Profile on Luis Suarez

In the final days of the January 2011 transfer-window … and after four weeks of that window during which press-coverage of Liverpool Football Club was more about the manager than any player … news broke that Uruguayan Luis Suarez would be joining Liverpool from Ajax Amsterdam. Any supporter assuming that Suarez would be partnering Fernando Torres soon realised that would not happen and the "Torres to Chelsea" story became much bigger than any Suarez story which was a pity because the new Anfield arrival had a goals-per-game ratio that was even better than the Spanish hitman.

Luis Alberto Suarez Díaz was born in Salto, the second-largest populated city in Uruguay behind the capital, Montevideo. As a youngster he began his professional career with Nacional in Montevideo and helped them to win the Primera División in 2005-06 while still a teenager. Inevitably, as with many other promising players from South America, he came to the attention of a number of European clubs and this led to a move to Groningen in Holland when he was still only nineteen years old. However, he only had one season in the Dutch Eredivisie at Groningen (37 matches in all competitions, 17 goals) before big-city club Ajax signed him for seven and a half million euros in August, 2007.

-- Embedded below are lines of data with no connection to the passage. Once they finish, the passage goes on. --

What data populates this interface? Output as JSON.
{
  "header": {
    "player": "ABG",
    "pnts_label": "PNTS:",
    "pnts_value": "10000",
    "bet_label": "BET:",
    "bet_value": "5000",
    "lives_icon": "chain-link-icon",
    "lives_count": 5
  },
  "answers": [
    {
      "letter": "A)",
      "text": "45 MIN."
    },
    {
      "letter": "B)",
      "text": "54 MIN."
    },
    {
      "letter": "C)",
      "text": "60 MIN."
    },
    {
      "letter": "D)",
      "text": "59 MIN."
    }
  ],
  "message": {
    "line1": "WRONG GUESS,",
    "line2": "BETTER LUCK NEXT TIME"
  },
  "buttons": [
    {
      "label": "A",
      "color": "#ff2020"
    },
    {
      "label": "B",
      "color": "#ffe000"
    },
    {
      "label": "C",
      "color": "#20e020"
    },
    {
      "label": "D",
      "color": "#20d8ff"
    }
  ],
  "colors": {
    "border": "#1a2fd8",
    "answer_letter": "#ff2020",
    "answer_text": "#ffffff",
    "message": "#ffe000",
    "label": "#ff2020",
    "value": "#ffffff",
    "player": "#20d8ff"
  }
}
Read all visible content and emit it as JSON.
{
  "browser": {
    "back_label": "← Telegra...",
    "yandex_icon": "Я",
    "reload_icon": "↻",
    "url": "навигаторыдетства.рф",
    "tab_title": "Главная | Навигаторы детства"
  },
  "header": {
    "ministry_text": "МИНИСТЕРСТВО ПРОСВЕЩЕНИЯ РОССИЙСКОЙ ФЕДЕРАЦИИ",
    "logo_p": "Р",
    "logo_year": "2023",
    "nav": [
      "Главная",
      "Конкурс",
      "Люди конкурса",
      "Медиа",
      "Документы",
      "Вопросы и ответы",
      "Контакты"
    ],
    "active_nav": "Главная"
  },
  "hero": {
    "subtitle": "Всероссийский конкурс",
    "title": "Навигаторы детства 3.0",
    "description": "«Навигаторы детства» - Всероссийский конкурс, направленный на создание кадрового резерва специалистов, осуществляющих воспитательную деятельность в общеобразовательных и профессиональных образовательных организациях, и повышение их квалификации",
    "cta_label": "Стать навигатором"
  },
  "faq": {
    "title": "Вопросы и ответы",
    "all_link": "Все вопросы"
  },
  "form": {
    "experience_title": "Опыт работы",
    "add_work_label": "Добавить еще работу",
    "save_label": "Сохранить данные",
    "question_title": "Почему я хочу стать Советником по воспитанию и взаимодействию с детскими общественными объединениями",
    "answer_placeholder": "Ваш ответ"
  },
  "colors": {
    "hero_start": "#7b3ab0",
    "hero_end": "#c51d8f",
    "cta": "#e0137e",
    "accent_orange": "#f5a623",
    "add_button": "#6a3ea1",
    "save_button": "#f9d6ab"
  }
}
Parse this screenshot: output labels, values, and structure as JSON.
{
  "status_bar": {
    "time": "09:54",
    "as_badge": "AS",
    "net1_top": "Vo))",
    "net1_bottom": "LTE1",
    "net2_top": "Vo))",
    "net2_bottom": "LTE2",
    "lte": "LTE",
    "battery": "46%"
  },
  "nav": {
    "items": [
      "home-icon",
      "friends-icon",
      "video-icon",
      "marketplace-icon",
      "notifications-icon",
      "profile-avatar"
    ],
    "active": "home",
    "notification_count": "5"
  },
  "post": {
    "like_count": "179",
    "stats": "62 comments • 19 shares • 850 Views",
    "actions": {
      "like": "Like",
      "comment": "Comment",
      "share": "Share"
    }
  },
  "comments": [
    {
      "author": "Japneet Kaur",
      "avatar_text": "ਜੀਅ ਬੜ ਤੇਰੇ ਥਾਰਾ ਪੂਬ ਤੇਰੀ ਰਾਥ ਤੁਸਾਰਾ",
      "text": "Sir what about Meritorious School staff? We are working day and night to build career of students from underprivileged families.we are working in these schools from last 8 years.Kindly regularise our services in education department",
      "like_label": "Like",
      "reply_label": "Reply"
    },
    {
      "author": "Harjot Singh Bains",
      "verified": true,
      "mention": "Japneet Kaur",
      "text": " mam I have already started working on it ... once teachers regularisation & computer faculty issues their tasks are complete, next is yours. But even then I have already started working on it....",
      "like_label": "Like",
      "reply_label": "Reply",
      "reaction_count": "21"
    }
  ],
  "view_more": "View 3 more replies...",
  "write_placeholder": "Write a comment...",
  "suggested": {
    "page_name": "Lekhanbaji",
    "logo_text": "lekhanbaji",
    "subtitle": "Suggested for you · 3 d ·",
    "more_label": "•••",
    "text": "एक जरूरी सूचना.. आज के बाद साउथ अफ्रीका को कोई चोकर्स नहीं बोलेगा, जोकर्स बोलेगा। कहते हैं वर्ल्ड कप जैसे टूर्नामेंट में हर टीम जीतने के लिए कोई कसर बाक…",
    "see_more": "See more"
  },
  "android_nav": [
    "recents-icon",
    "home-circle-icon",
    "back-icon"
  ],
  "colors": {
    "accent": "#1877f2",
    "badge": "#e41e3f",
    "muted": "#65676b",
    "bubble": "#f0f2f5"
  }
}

Suarez was just as prolific a scorer in Amsterdam as he had been at his first club in Holland. Eighty-one goals from 110 League matches in three and a half seasons was a rate that few strikers in world football could match. Inevitably, he was becoming a star on the international stage too, having made his full debut for Uruguay while still a Groningen player. After that he became a regular for his country up to the 2010 World Cup in South Africa, for which tournament he was unsurprisingly named as one of the twenty-three men in the squad of national coach Óscar Tabárez. The way Suarez performed in South Africa catapulted him to the watching world’s attention in a big way. He started all three group matches and scored the only goal of the final group match against Mexico that ensured Uruguay would top Group A. He then scored twice in a 3-0 victory over South Korea that led to a quarter-final match-up with Ghana. Unfortunately, Suarez then received much negative publicity for a deliberate handball that led to a penalty (which was missed) and a red card that ruled him out of the World Cup semi-final with the Netherlands. After serving his one-match ban, he was recalled for the 3rd/4th place play-off in which Germany beat Uruguay by three goals to two.

Soon after resuming his club career in Holland following the conclusion of the African World Cup, Suarez became one of only a handful of players to score a century of first-team goals for Ajax. Not long after this meritable landmark was achieved, his club punished him with a two-match ban and a heavy fine after he had bitten an opponent who was playing for PSV Eindhoven. The Dutch Football Association extended this ban to cover seven League matches. This controversial incident led to much speculation that his time in Holland was coming to an end. It did not, however, put off interest from several European clubs, all of whom realised that one piece of negativity regarding the player’s temperament did not change the fact that he had an outstanding goal-scoring record. Damien Comolli, Liverpool’s newly-appointed Director of Football Strategy, travelled to Holland on the 24th of January 2011 to discuss terms with Ajax Amsterdam. At the time he made that journey, Comolli knew that Suarez was keen on a move to an English club, having stated quite publicly that “England is a league that attracts me - alongside the Spanish league, it is the best in the world."

Ajax were unimpressed by Liverpool’s initial offer but that offer was upped until it matched the selling club’s valuation of their star striker. Four days after Comolli flew to Amsterdam, Liverpool announced on their official website that they had reached agreement with Ajax about a price, believed to be £22.8 million, which meant that they were then able to talk to the player and his representatives about personal terms.

Up to his arrival in England, Luis Suarez had scored 101 goals in 164 League matches with three different clubs in Uruguay and Holland. With Liverpool having scored only 31 times from their opening 24 League matches of the 2010-11 season, it was likely that the arrival of a respected and admired scorer could only improve that low rate. Suarez had already proved that he could make the transition from one continent to another. Moving from one club to another within the same continent as a 24-year old should not be as difficult as moving from South America to Europe as a 19-year old.